|LIGRONE, ROBERTO - UNIV OF NAPOLI
|REZAGLIA, KAREN - SOU ILLINOIS UNIV
|KNOX, J - UNIV OF LEEDS - UK
|DUCKETT, JEFFREY - QUEEN MARY UNIV - UK
Submitted to: New Phytologist
Publication Type: Peer Reviewed Journal
Publication Acceptance Date: 8/20/2002
Publication Date: 12/8/2002
Citation: Ligrone, R., Vaughn, K.C., Rezaglia, K., Knox, J., Duckett, J. 2002. Diversity in the distribution of polysaccharide and glycoprotein epitopes in the cell walls of bryophytes: new evidence for the multiple evolution of water-conducting cells. New Phytologist 156:491-508.
Interpretive Summary: Many unusual cell wall structures were found in plants treated with herbicides that inhibited cellulose biosynthesis, such as dichlobenil and isoxaben, in previous studies from our laboratory. Because similar oddly formed walls were found in mosses and liverworts, we wondered if the wall structure found in these plants was due to the same alteration as caused by the herbicides.
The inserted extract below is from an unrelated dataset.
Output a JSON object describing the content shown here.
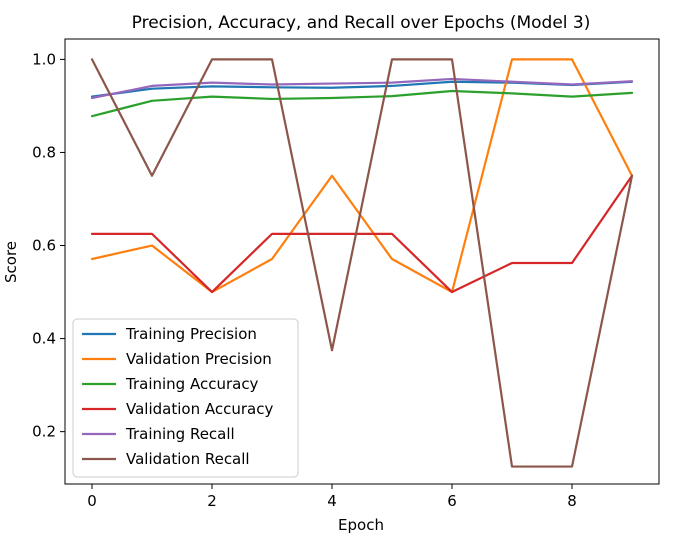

When the composition of these walls were examined using antibodies, it was found that the walls were compositionally similar to those created by herbicide treatment. These studies show that plants have the capacity to make cell walls of unusual composition naturally that mimic the composition of walls of plants treated with herbicides. The importance of these studies is the demonstration that a naturally odd wall formation that appears similar to that induced by herbicides is in fact biochemically similar as well. These data further indicate that plants possess a default pathway for wall production that allows production of a wall despite the absence of the more typical wall components.
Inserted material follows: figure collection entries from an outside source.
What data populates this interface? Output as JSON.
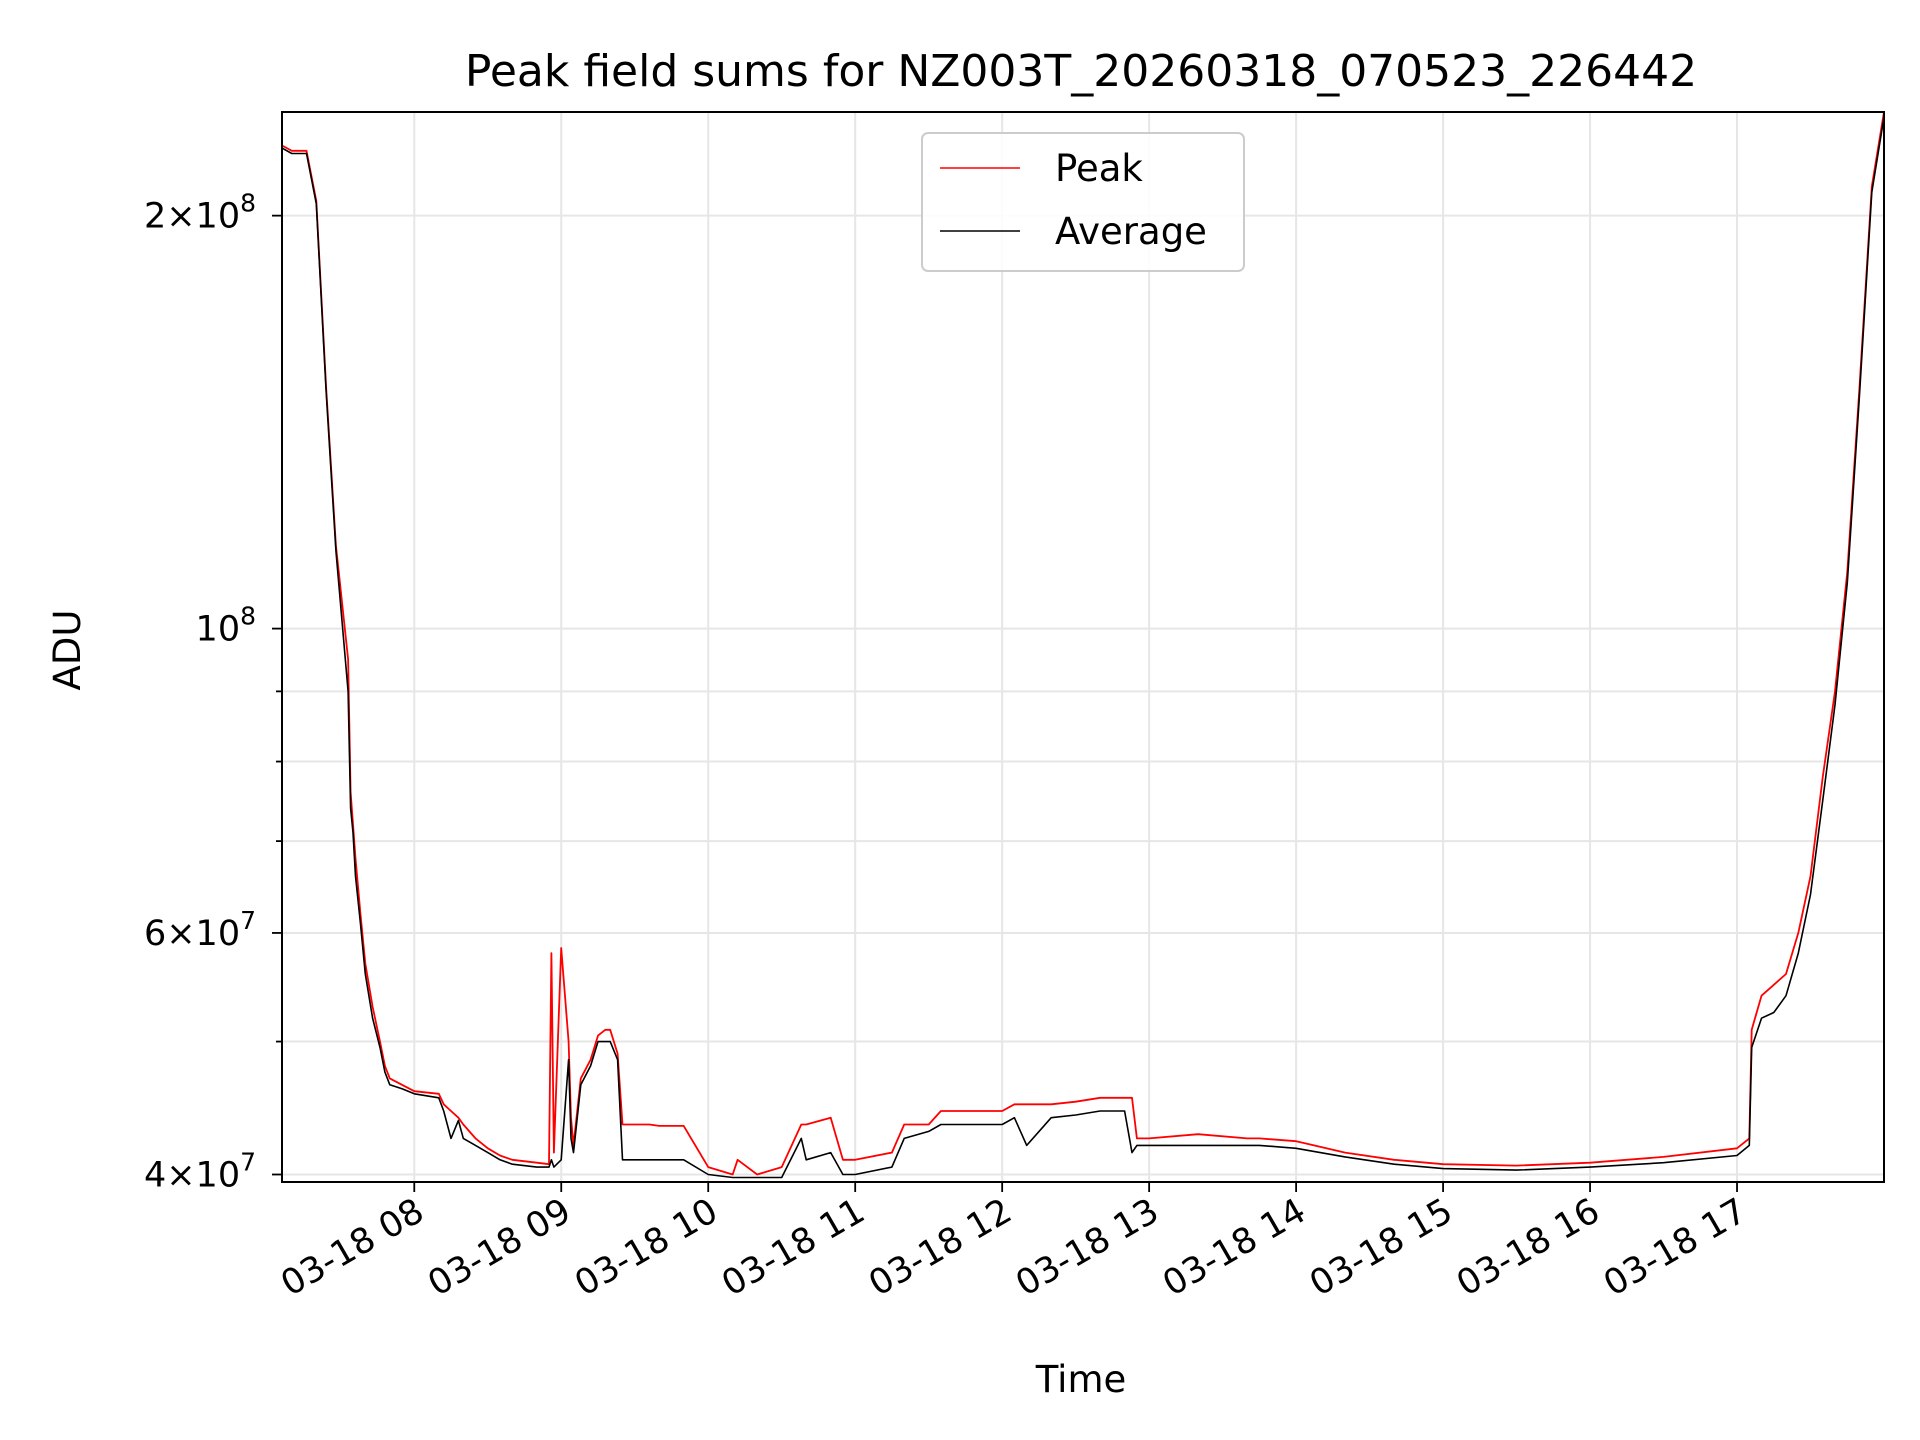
{
  "chart_data": {
    "type": "line",
    "title": "Peak field sums for NZ003T_20260318_070523_226442",
    "xlabel": "Time",
    "ylabel": "ADU",
    "y_scale": "log",
    "grid": true,
    "legend_position": "upper center",
    "xlim": [
      "2026-03-18 07:06",
      "2026-03-18 18:00"
    ],
    "ylim": [
      39500000,
      238000000
    ],
    "x_ticks": [
      {
        "value": "2026-03-18 08:00",
        "label": "03-18 08"
      },
      {
        "value": "2026-03-18 09:00",
        "label": "03-18 09"
      },
      {
        "value": "2026-03-18 10:00",
        "label": "03-18 10"
      },
      {
        "value": "2026-03-18 11:00",
        "label": "03-18 11"
      },
      {
        "value": "2026-03-18 12:00",
        "label": "03-18 12"
      },
      {
        "value": "2026-03-18 13:00",
        "label": "03-18 13"
      },
      {
        "value": "2026-03-18 14:00",
        "label": "03-18 14"
      },
      {
        "value": "2026-03-18 15:00",
        "label": "03-18 15"
      },
      {
        "value": "2026-03-18 16:00",
        "label": "03-18 16"
      },
      {
        "value": "2026-03-18 17:00",
        "label": "03-18 17"
      }
    ],
    "y_major_ticks": [
      {
        "value": 40000000,
        "base": "4",
        "exp": "7"
      },
      {
        "value": 60000000,
        "base": "6",
        "exp": "7"
      },
      {
        "value": 100000000,
        "base": "",
        "exp": "8"
      },
      {
        "value": 200000000,
        "base": "2",
        "exp": "8"
      }
    ],
    "y_minor_ticks": [
      50000000,
      70000000,
      80000000,
      90000000
    ],
    "series": [
      {
        "name": "Peak",
        "color": "#ff0000",
        "x": [
          "2026-03-18 07:06",
          "2026-03-18 07:10",
          "2026-03-18 07:16",
          "2026-03-18 07:20",
          "2026-03-18 07:24",
          "2026-03-18 07:28",
          "2026-03-18 07:33",
          "2026-03-18 07:34",
          "2026-03-18 07:35",
          "2026-03-18 07:36",
          "2026-03-18 07:38",
          "2026-03-18 07:40",
          "2026-03-18 07:43",
          "2026-03-18 07:46",
          "2026-03-18 07:48",
          "2026-03-18 07:50",
          "2026-03-18 07:55",
          "2026-03-18 08:00",
          "2026-03-18 08:10",
          "2026-03-18 08:12",
          "2026-03-18 08:15",
          "2026-03-18 08:18",
          "2026-03-18 08:20",
          "2026-03-18 08:25",
          "2026-03-18 08:30",
          "2026-03-18 08:35",
          "2026-03-18 08:40",
          "2026-03-18 08:50",
          "2026-03-18 08:55",
          "2026-03-18 08:56",
          "2026-03-18 08:57",
          "2026-03-18 09:00",
          "2026-03-18 09:03",
          "2026-03-18 09:04",
          "2026-03-18 09:05",
          "2026-03-18 09:08",
          "2026-03-18 09:12",
          "2026-03-18 09:15",
          "2026-03-18 09:18",
          "2026-03-18 09:20",
          "2026-03-18 09:23",
          "2026-03-18 09:25",
          "2026-03-18 09:30",
          "2026-03-18 09:33",
          "2026-03-18 09:36",
          "2026-03-18 09:40",
          "2026-03-18 09:50",
          "2026-03-18 10:00",
          "2026-03-18 10:10",
          "2026-03-18 10:12",
          "2026-03-18 10:20",
          "2026-03-18 10:30",
          "2026-03-18 10:38",
          "2026-03-18 10:40",
          "2026-03-18 10:50",
          "2026-03-18 10:55",
          "2026-03-18 11:00",
          "2026-03-18 11:15",
          "2026-03-18 11:20",
          "2026-03-18 11:30",
          "2026-03-18 11:35",
          "2026-03-18 11:40",
          "2026-03-18 11:50",
          "2026-03-18 12:00",
          "2026-03-18 12:05",
          "2026-03-18 12:10",
          "2026-03-18 12:20",
          "2026-03-18 12:30",
          "2026-03-18 12:40",
          "2026-03-18 12:50",
          "2026-03-18 12:53",
          "2026-03-18 12:55",
          "2026-03-18 13:00",
          "2026-03-18 13:20",
          "2026-03-18 13:40",
          "2026-03-18 13:45",
          "2026-03-18 14:00",
          "2026-03-18 14:20",
          "2026-03-18 14:40",
          "2026-03-18 15:00",
          "2026-03-18 15:30",
          "2026-03-18 16:00",
          "2026-03-18 16:30",
          "2026-03-18 17:00",
          "2026-03-18 17:05",
          "2026-03-18 17:06",
          "2026-03-18 17:10",
          "2026-03-18 17:15",
          "2026-03-18 17:20",
          "2026-03-18 17:25",
          "2026-03-18 17:30",
          "2026-03-18 17:35",
          "2026-03-18 17:40",
          "2026-03-18 17:45",
          "2026-03-18 17:50",
          "2026-03-18 17:55",
          "2026-03-18 18:00"
        ],
        "values": [
          225000000,
          223000000,
          223000000,
          205000000,
          150000000,
          115000000,
          95000000,
          76000000,
          72000000,
          68000000,
          62000000,
          57000000,
          53000000,
          50000000,
          48000000,
          47000000,
          46500000,
          46000000,
          45800000,
          45000000,
          44500000,
          44000000,
          43500000,
          42500000,
          41800000,
          41300000,
          41000000,
          40800000,
          40700000,
          58000000,
          41500000,
          58500000,
          50000000,
          44000000,
          42000000,
          47000000,
          48500000,
          50500000,
          51000000,
          51000000,
          49000000,
          43500000,
          43500000,
          43500000,
          43500000,
          43400000,
          43400000,
          40500000,
          40000000,
          41000000,
          40000000,
          40500000,
          43500000,
          43500000,
          44000000,
          41000000,
          41000000,
          41500000,
          43500000,
          43500000,
          44500000,
          44500000,
          44500000,
          44500000,
          45000000,
          45000000,
          45000000,
          45200000,
          45500000,
          45500000,
          45500000,
          42500000,
          42500000,
          42800000,
          42500000,
          42500000,
          42300000,
          41500000,
          41000000,
          40700000,
          40600000,
          40800000,
          41200000,
          41800000,
          42500000,
          51000000,
          54000000,
          55000000,
          56000000,
          60000000,
          66000000,
          78000000,
          90000000,
          110000000,
          150000000,
          210000000,
          238000000
        ]
      },
      {
        "name": "Average",
        "color": "#000000",
        "x": [
          "2026-03-18 07:06",
          "2026-03-18 07:10",
          "2026-03-18 07:16",
          "2026-03-18 07:20",
          "2026-03-18 07:24",
          "2026-03-18 07:28",
          "2026-03-18 07:33",
          "2026-03-18 07:34",
          "2026-03-18 07:35",
          "2026-03-18 07:36",
          "2026-03-18 07:38",
          "2026-03-18 07:40",
          "2026-03-18 07:43",
          "2026-03-18 07:46",
          "2026-03-18 07:48",
          "2026-03-18 07:50",
          "2026-03-18 07:55",
          "2026-03-18 08:00",
          "2026-03-18 08:10",
          "2026-03-18 08:12",
          "2026-03-18 08:15",
          "2026-03-18 08:18",
          "2026-03-18 08:20",
          "2026-03-18 08:25",
          "2026-03-18 08:30",
          "2026-03-18 08:35",
          "2026-03-18 08:40",
          "2026-03-18 08:50",
          "2026-03-18 08:55",
          "2026-03-18 08:56",
          "2026-03-18 08:57",
          "2026-03-18 09:00",
          "2026-03-18 09:03",
          "2026-03-18 09:04",
          "2026-03-18 09:05",
          "2026-03-18 09:08",
          "2026-03-18 09:12",
          "2026-03-18 09:15",
          "2026-03-18 09:18",
          "2026-03-18 09:20",
          "2026-03-18 09:23",
          "2026-03-18 09:25",
          "2026-03-18 09:30",
          "2026-03-18 09:33",
          "2026-03-18 09:36",
          "2026-03-18 09:40",
          "2026-03-18 09:50",
          "2026-03-18 10:00",
          "2026-03-18 10:10",
          "2026-03-18 10:12",
          "2026-03-18 10:20",
          "2026-03-18 10:30",
          "2026-03-18 10:38",
          "2026-03-18 10:40",
          "2026-03-18 10:50",
          "2026-03-18 10:55",
          "2026-03-18 11:00",
          "2026-03-18 11:15",
          "2026-03-18 11:20",
          "2026-03-18 11:30",
          "2026-03-18 11:35",
          "2026-03-18 11:40",
          "2026-03-18 11:50",
          "2026-03-18 12:00",
          "2026-03-18 12:05",
          "2026-03-18 12:10",
          "2026-03-18 12:20",
          "2026-03-18 12:30",
          "2026-03-18 12:40",
          "2026-03-18 12:50",
          "2026-03-18 12:53",
          "2026-03-18 12:55",
          "2026-03-18 13:00",
          "2026-03-18 13:20",
          "2026-03-18 13:40",
          "2026-03-18 13:45",
          "2026-03-18 14:00",
          "2026-03-18 14:20",
          "2026-03-18 14:40",
          "2026-03-18 15:00",
          "2026-03-18 15:30",
          "2026-03-18 16:00",
          "2026-03-18 16:30",
          "2026-03-18 17:00",
          "2026-03-18 17:05",
          "2026-03-18 17:06",
          "2026-03-18 17:10",
          "2026-03-18 17:15",
          "2026-03-18 17:20",
          "2026-03-18 17:25",
          "2026-03-18 17:30",
          "2026-03-18 17:35",
          "2026-03-18 17:40",
          "2026-03-18 17:45",
          "2026-03-18 17:50",
          "2026-03-18 17:55",
          "2026-03-18 18:00"
        ],
        "values": [
          224000000,
          222000000,
          222000000,
          204000000,
          149000000,
          114000000,
          90000000,
          74000000,
          71000000,
          66000000,
          61000000,
          56000000,
          52000000,
          49500000,
          47500000,
          46500000,
          46200000,
          45800000,
          45500000,
          44500000,
          42500000,
          43800000,
          42500000,
          42000000,
          41500000,
          41000000,
          40700000,
          40500000,
          40500000,
          41000000,
          40500000,
          41000000,
          48500000,
          42500000,
          41500000,
          46500000,
          48000000,
          50000000,
          50000000,
          50000000,
          48500000,
          41000000,
          41000000,
          41000000,
          41000000,
          41000000,
          41000000,
          40000000,
          39800000,
          39800000,
          39800000,
          39800000,
          42500000,
          41000000,
          41500000,
          40000000,
          40000000,
          40500000,
          42500000,
          43000000,
          43500000,
          43500000,
          43500000,
          43500000,
          44000000,
          42000000,
          44000000,
          44200000,
          44500000,
          44500000,
          41500000,
          42000000,
          42000000,
          42000000,
          42000000,
          42000000,
          41800000,
          41200000,
          40700000,
          40400000,
          40300000,
          40500000,
          40800000,
          41300000,
          42000000,
          49500000,
          52000000,
          52500000,
          54000000,
          58000000,
          64000000,
          75000000,
          88000000,
          108000000,
          148000000,
          208000000,
          236000000
        ]
      }
    ]
  }
}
Technical Abstract: Bryophyte water conducting cells produce some of the most unusual wall ultrastructures of any plant. In fact, the only similar sorts of wall structures are produced by herbicidal treatment of higher plants with herbicides that inhibit cellulose biosynthesis. To determine if the similar sorts of structural differences were due to similar biochemical changes, we probed thin and semi-thin sections of bryophyte water conducting tissue with a battery of antibodies to polysaccharides and glycoproteins. These data indicated that the same structural changes also were caused by similar changes in wall biochemistry, specifically greatly enhanced amounts of callose, pectin and arabinogalactan proteins.